И вот уж мороз заковал всё окрест. Даже воздух для дыхания был кристаллическим. Мраморное небо угрожающе потрескивало. Символ восставал над селом безмолвным каменным монументом, задрапированным в чёрный бесформенный лёд. И самоё село, казалось, вымерзло, умерло и обратилось в снежный прах.

…Оставался последний камень. Он превосходил своим весом массу тела каменотеса и был отшлифован до блеска. Непоколебимый Художник, давно не поднимавшийся с колен, плел подъёмную корзину. Приближалась сакраментальная ночь…

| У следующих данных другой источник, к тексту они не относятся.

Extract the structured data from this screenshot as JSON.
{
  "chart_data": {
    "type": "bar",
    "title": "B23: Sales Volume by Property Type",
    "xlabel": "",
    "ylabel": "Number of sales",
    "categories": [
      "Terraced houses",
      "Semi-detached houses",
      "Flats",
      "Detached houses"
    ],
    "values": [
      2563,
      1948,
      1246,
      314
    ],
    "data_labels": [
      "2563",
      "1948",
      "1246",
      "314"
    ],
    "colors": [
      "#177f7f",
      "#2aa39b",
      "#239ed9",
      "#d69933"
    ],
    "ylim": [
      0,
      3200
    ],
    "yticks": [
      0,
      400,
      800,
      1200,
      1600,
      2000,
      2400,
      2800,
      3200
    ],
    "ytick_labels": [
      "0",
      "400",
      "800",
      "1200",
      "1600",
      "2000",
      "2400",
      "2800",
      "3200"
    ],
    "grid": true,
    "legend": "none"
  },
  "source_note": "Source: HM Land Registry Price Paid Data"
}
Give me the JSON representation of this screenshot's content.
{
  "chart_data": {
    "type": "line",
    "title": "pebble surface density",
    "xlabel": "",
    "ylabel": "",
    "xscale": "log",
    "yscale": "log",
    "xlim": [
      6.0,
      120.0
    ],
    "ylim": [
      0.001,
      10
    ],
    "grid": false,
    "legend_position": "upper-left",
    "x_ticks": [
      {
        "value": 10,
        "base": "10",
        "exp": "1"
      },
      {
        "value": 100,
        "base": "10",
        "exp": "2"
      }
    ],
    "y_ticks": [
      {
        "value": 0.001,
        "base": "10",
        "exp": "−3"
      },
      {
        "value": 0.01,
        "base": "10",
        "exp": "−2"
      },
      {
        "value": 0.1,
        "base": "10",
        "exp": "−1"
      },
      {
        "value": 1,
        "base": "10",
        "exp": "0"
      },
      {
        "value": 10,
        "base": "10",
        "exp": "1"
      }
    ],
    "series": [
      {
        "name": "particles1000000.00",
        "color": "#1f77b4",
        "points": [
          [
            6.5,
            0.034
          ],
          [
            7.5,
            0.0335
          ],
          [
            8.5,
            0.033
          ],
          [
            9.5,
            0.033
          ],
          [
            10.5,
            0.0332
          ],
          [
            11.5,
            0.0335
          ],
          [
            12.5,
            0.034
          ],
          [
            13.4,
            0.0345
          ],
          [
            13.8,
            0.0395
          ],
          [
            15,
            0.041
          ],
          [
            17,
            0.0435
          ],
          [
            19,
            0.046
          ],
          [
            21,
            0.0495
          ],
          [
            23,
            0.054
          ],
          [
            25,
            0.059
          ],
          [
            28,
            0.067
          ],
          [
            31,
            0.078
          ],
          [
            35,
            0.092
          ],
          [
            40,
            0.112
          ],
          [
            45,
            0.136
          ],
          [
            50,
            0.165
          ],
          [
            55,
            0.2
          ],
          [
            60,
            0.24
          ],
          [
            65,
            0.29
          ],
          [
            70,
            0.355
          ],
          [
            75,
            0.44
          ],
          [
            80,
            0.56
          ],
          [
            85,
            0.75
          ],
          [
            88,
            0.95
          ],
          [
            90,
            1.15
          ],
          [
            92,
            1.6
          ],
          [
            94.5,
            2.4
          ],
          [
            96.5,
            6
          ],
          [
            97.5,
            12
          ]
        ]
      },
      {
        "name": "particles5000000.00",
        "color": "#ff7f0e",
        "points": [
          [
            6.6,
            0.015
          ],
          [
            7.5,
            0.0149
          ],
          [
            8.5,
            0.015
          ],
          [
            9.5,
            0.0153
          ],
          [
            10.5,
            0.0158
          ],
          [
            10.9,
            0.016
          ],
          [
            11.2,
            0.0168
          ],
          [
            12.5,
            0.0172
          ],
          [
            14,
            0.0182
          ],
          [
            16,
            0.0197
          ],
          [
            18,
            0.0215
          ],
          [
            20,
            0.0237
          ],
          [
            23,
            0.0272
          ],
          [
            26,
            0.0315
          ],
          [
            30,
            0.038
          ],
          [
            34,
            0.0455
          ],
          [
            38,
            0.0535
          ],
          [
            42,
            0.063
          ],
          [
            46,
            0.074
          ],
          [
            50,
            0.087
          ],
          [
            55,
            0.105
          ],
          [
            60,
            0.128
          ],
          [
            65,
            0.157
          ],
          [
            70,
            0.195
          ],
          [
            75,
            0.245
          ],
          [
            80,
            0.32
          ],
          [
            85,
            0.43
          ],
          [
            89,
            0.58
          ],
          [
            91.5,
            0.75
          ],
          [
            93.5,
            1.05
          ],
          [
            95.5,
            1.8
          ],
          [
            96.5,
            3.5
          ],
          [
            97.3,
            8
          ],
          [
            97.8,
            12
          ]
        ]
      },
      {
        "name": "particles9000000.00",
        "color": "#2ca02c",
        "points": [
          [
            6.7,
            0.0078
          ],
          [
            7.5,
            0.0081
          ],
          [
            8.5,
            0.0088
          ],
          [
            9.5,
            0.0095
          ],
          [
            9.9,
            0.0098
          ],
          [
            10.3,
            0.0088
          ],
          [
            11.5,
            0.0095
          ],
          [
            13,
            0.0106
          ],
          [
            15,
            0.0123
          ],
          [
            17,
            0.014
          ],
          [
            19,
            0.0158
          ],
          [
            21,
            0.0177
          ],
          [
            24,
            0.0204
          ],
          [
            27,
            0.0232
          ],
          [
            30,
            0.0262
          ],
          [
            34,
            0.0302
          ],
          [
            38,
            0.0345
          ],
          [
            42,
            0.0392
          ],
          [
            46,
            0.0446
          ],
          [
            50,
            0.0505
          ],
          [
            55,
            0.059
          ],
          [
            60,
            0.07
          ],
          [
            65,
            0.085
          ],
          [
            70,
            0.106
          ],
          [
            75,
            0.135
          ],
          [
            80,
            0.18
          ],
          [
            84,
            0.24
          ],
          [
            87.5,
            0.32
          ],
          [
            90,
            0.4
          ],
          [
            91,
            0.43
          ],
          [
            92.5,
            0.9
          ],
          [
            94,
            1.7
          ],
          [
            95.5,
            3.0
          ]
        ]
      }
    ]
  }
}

…Изо всех уголков обмороженного села потянулись толпы и одиночки на открытие Символа. По сугробам и колеям катилась детвора. Санками подвозили стариков. Немощные, оставшиеся дома, дыханием протирали в окнах глазки. На уличных тополях и осинах развешивали гирлянды. Везде жгли костры. Вездесущие предприниматели возжигали уголь для шашлыков… На широкой площади возводилась увеселительная карусель. Воодушевлённый народ жаждал праздника…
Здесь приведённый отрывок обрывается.